Nata mengalihkan pandangannya dari jendela. Ditatapnya lelaki di sampingnya dengan mata sendunya, "Aku tidak apa-apa Ben," jawabnya dengan senyum miris.

Ben tidak bertanya lebih lanjut. Dia kembali mengalihkan matanya menatap jalanan di depan. Belum waktunya bertanya banyak hal pada Nata. Begitupun dengan Nata yang kembali mengalihkan matanya menatap ke luar jendela tanpa berniat berbicara lebih lanjut pada Ben. Saat ini dia hanya ingin menelaah kembali masalah yang sedang dialaminya.

***

"Istirahatlah. Aku akan keluar sebentar," ucap Ben sembari membukakan salah satu pintu kamar yang ada di apartemennya.
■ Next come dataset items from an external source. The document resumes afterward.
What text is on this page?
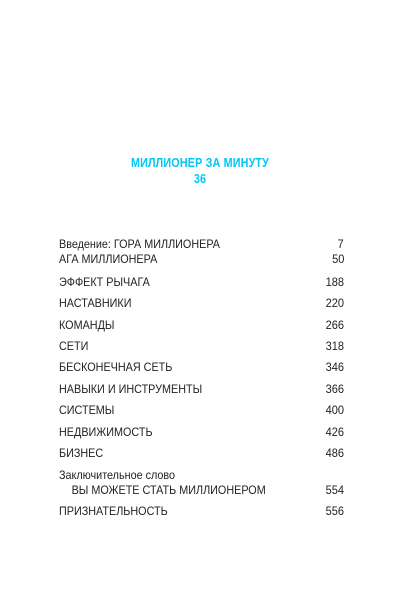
МИЛЛИОНЕР ЗА МИНУТУ
36
Введение: ГОРА МИЛЛИОНЕРА	7
АГА МИЛЛИОНЕРА	50
ЭФФЕКТ РЫЧАГА	188
НАСТАВНИКИ	220
КОМАНДЫ	266
СЕТИ	318
БЕСКОНЕЧНАЯ СЕТЬ	346
НАВЫКИ И ИНСТРУМЕНТЫ	366
СИСТЕМЫ	400
НЕДВИЖИМОСТЬ	426
БИЗНЕС	486
Заключительное слово
ВЫ МОЖЕТЕ СТАТЬ МИЛЛИОНЕРОМ	554
ПРИЗНАТЕЛЬНОСТЬ	556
"Terimakasih Ben," jawab Nata sebelum melangkah masuk ke dalam kamar itu.

Ben tersenyum sekilas lalu menutup pintu itu dari luar dan meninggalkan Nata sendiri dalam kamar. Nata kembali melangkahkan kakinya menuju tempat tidur, lalu meletakkan bokongnya di atas ranjang. Matanya beralih menatap bayangannya dari pantulan kaca. Wajahnya terlihat pucat dengan mata yang sendu. Pancaran kesedihan benar-benar tergambar jelas di sana.
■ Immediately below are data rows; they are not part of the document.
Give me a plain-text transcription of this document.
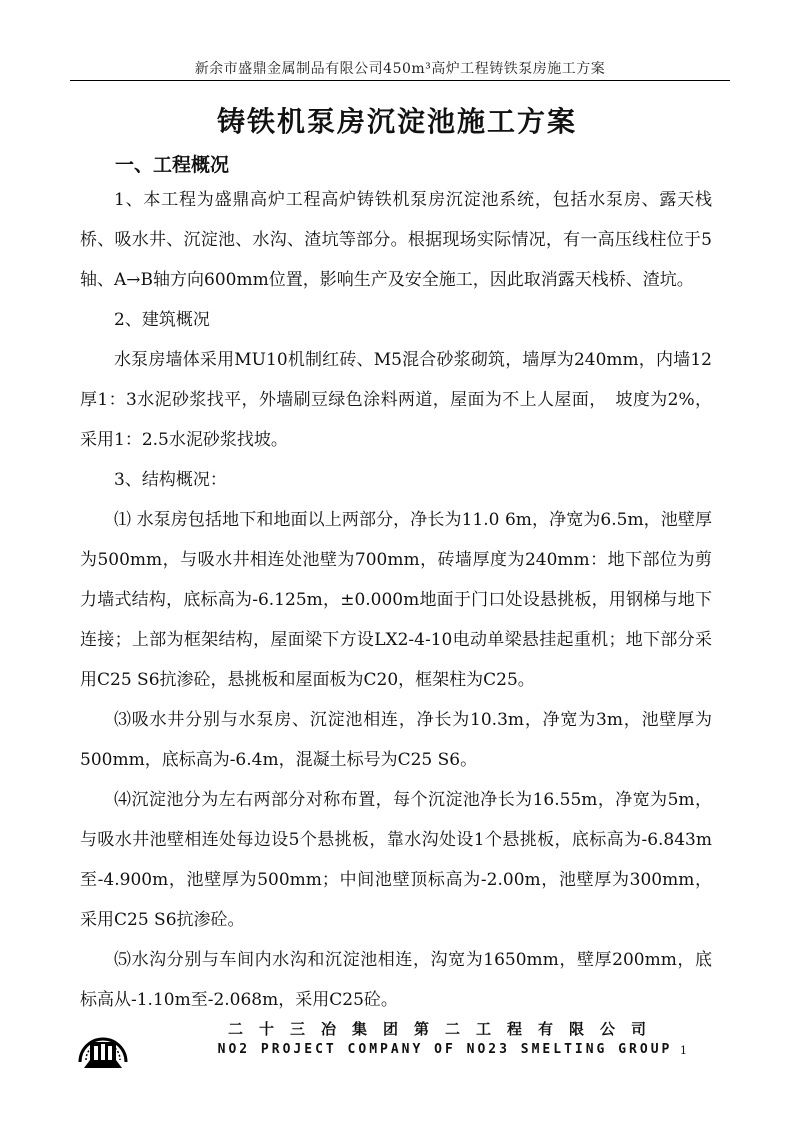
新余市盛鼎金属制品有限公司450m³高炉工程铸铁泵房施工方案
铸铁机泵房沉淀池施工方案
一、工程概况

1、本工程为盛鼎高炉工程高炉铸铁机泵房沉淀池系统，包括水泵房、露天栈桥、吸水井、沉淀池、水沟、渣坑等部分。根据现场实际情况，有一高压线柱位于5轴、A→B轴方向600mm位置，影响生产及安全施工，因此取消露天栈桥、渣坑。

2、建筑概况

水泵房墙体采用MU10机制红砖、M5混合砂浆砌筑，墙厚为240mm，内墙12厚1：3水泥砂浆找平，外墙刷豆绿色涂料两道，屋面为不上人屋面，　坡度为2%，采用1：2.5水泥砂浆找坡。

3、结构概况：

⑴ 水泵房包括地下和地面以上两部分，净长为11.0 6m，净宽为6.5m，池壁厚为500mm，与吸水井相连处池壁为700mm，砖墙厚度为240mm：地下部位为剪力墙式结构，底标高为-6.125m，±0.000m地面于门口处设悬挑板，用钢梯与地下连接；上部为框架结构，屋面梁下方设LX2-4-10电动单梁悬挂起重机；地下部分采用C25 S6抗渗砼，悬挑板和屋面板为C20，框架柱为C25。

⑶吸水井分别与水泵房、沉淀池相连，净长为10.3m，净宽为3m，池壁厚为500mm，底标高为-6.4m，混凝土标号为C25 S6。

⑷沉淀池分为左右两部分对称布置，每个沉淀池净长为16.55m，净宽为5m，与吸水井池壁相连处每边设5个悬挑板，靠水沟处设1个悬挑板，底标高为-6.843m至-4.900m，池壁厚为500mm；中间池壁顶标高为-2.00m，池壁厚为300mm，采用C25 S6抗渗砼。

⑸水沟分别与车间内水沟和沉淀池相连，沟宽为1650mm，壁厚200mm，底标高从-1.10m至-2.068m，采用C25砼。

二十三冶集团第二工程有限公司
NO2 PROJECT COMPANY OF NO23 SMELTING GROUP 1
Namun, tidak setetes air mata pun yang mengalir dari pelupuk matanya. Nata mengelus perut besarnya yang tertutup gaun berwarna pink pudar dengan sweater berwarna putih. "Apa yang harus mama lakukan sekarang sayang?" ucapnya pada buah hati di dalam perutnya.

Dia tidak tahu harus melakukan apa sekarang. Keputusan apa yang harus dia ambil. Haruskah dia meninggalkan Ednan dan merelakannya untuk wanita lain. Sanggupkah dia?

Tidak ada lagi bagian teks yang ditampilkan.